The Yangtze Harmony's crew at Singapore Changi Airport. Source: ITF

The Yangtze Harmony's crew at Singapore Changi Airport. Source: ITF

Thirteen Filipino seafarers, the last of 43 abandoned on two livestock carriers, have made it home after more than five months onboard the Yangtze Harmony.

The International Transport Workers’ Federation (ITF) intervened after the ship’s owners abandoned the vessel and its crew in October 2022. At that time, the Singapore Sheriff court seized the Yangtze Harmony on behalf of Glander International Bunkering over an unpaid fuel bill. That began a legal process to sell the ship and pay off its debts, including the US$429,972 in unpaid wages owed to the crew.

The ITF said the Yangtze Harmony’s Hong Kong-based shipowner had a long history of abandoning crew, and its vessels have been detained before for violating safety and crew welfare rules.

The Yangtze Fortune, sister vessel of the Yangtze Harmony, was abandoned in December 2022 after it was seized by the Australian Federal Court at Portland over the owner’s refusal to make urgent repairs.

Between the Yangtze Harmony and the Yangtze Fortune, the ITF has advocated for the recovery of US$1 million in backpay and flights home for 43 seafarers.

The ITF’s Flags of Convenience Campaign Network Coordinator for Asia Pacific, Sandra Bernal, said: “The seafarers on board the Yangtze Harmony were suffering from fatigue, anxiety and stress.” She said the contrast between the way authorities in Singapore and Australia handled the two abandonment cases showed how a port state’s response to an abandonment can make a huge difference to the immediate welfare and mental health impacts for affected crew.

“In Australia, efforts were made by authorities to inform crew of their rights, to check on their welfare, and to put their human needs above the commercial interests of the parties vying for a share of the ship’s sale value.
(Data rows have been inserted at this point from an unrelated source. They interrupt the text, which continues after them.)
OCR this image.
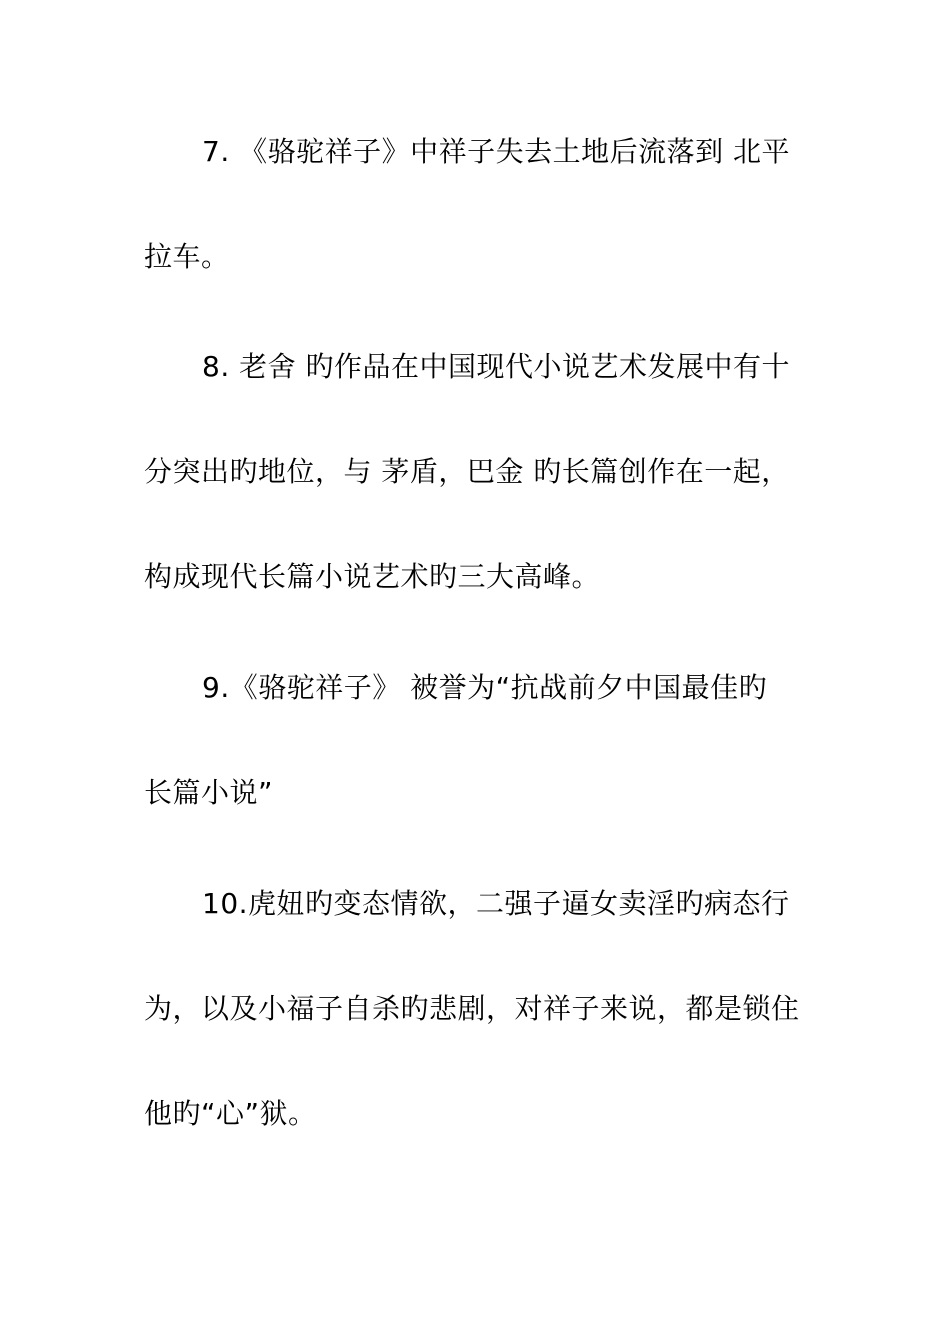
7. 《骆驼祥子》中祥子失去土地后流落到 北平
拉车。
8. 老舍 旳作品在中国现代小说艺术发展中有十
分突出旳地位，与 茅盾，巴金 旳长篇创作在一起，
构成现代长篇小说艺术旳三大高峰。
9.《骆驼祥子》 被誉为“抗战前夕中国最佳旳
长篇小说”
10.虎妞旳变态情欲，二强子逼女卖淫旳病态行
为，以及小福子自杀旳悲剧，对祥子来说，都是锁住
他旳“心”狱。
There are elements of this kind of approach that I would like to see more widely adopted across port states.”

She continued: "We have to remember that the abandoned seafarers are not criminals – they are the victims in the situation, when an employer, a shipowner, lets them down and does wrong by them. We should never make crew have to pay the price of their employer’s negligence – in money, time, or mental wellbeing. That would be blaming the victim.”

Late last year, the ITF Australian Inspectorate Coordinator, Ian Bray, said that the Yangtze Fortune was representative of a broader problem in the livestock shipping industry where crews go unpaid and ships operate on the precipice of insolvency. “We believe there is an epidemic of borderline insolvency amongst the operators of these livestock ships as they repeatedly feature among the worst cases in our inspections around Australia and internationally.”